Song Sparrow at Fernhill, living up to his name
A few Purple Martins have returned to the nest boxes at Fernhill. They are still a treat to see here.
While most of the Tundra Swans that winter in Oregon left for the breeding grounds long ago, this individual continues to hang out at Fernhill. A few observers have reported this bird as a Trumpeter Swan, but the straight feathering across the forehead (as opposed to the widow’s peak on a Trumpeter) is consistent with Tundra.
This Eurasian Teal was hanging out a Jackson Bottom Wetlands. In the United States, Eurasian Teal (Anas crecca crecca) is considered a subspecies of Green-winged Teal (Anas crecca carolinensis), but in Europe, they are considered separate species.

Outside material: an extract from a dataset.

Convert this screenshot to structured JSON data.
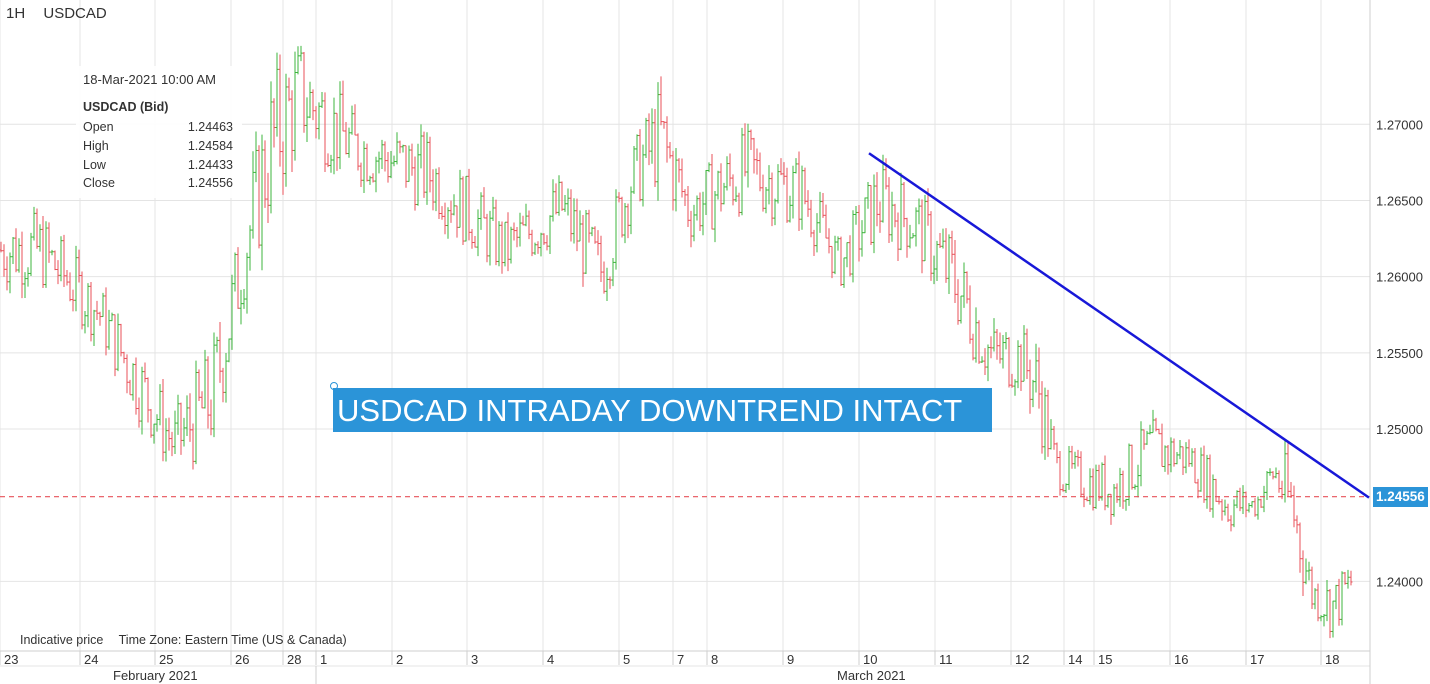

Males are pretty easy to differentiate. Eurasian Teal has white horizontal bars along the back and pale edges on the facial markings, while Green-winged Teal has vertical bars near the shoulder and lacks the pale borders on the face. Females are much more similar to each other. Eurasians average paler on the face with more white in the wing, but the two are not readily distinguished in the field.
Personally, I like to consider them separate species, but my motivation is based on my desire to list two species, rather than any scientific evidence.
The Oregon birding scene has been abuzz the past week and a half about a Steller’s Eider that has been hanging out at the Seaside Cove. Steller’s Eiders normally spend the winter around the Aleutian Islands. Their population has declined in recent decades and the species is listed as threatened in the United States. So it is a pretty big deal that this individual made it all the way south to Oregon and has been so cooperative for so many birders. Yes, she is a little brown duck, but she is a very special little brown duck, only the fourth of her kind to be recorded in Oregon.
I have mixed feelings about chasing individual birds, but I couldn’t pass up what will probably be my only opportunity to see this species. It didn’t hurt that she showed up at the closest coastal point to my house. Live long and prosper, little brown duck. Thanks for stopping by.
I found this first-cycle Glaucous Gull at the Seaside Cove recently. He was very accommodating, allowing me close views. I don’t get to see Glaucous Gulls very often, but I was struck by the large size of this bird. He dwarfed the other gulls that were present. The darker markings on this bird have faded, making him appear mostly white.
The Great White Beach Turkey
This head shot shows the pink bill with the distinct black tip, typical of first and second-cycle Glaucous Gulls.
Among the other gulls present that day were this Thayer’s Iceland Gull and this Western Gull, offering a nice comparison of the rather dainty bill of the Iceland and the huge paddle-shaped bill of the Western. It is nice to see different species side by side to remind us that all gulls really DON’T look alike. Happy gulling!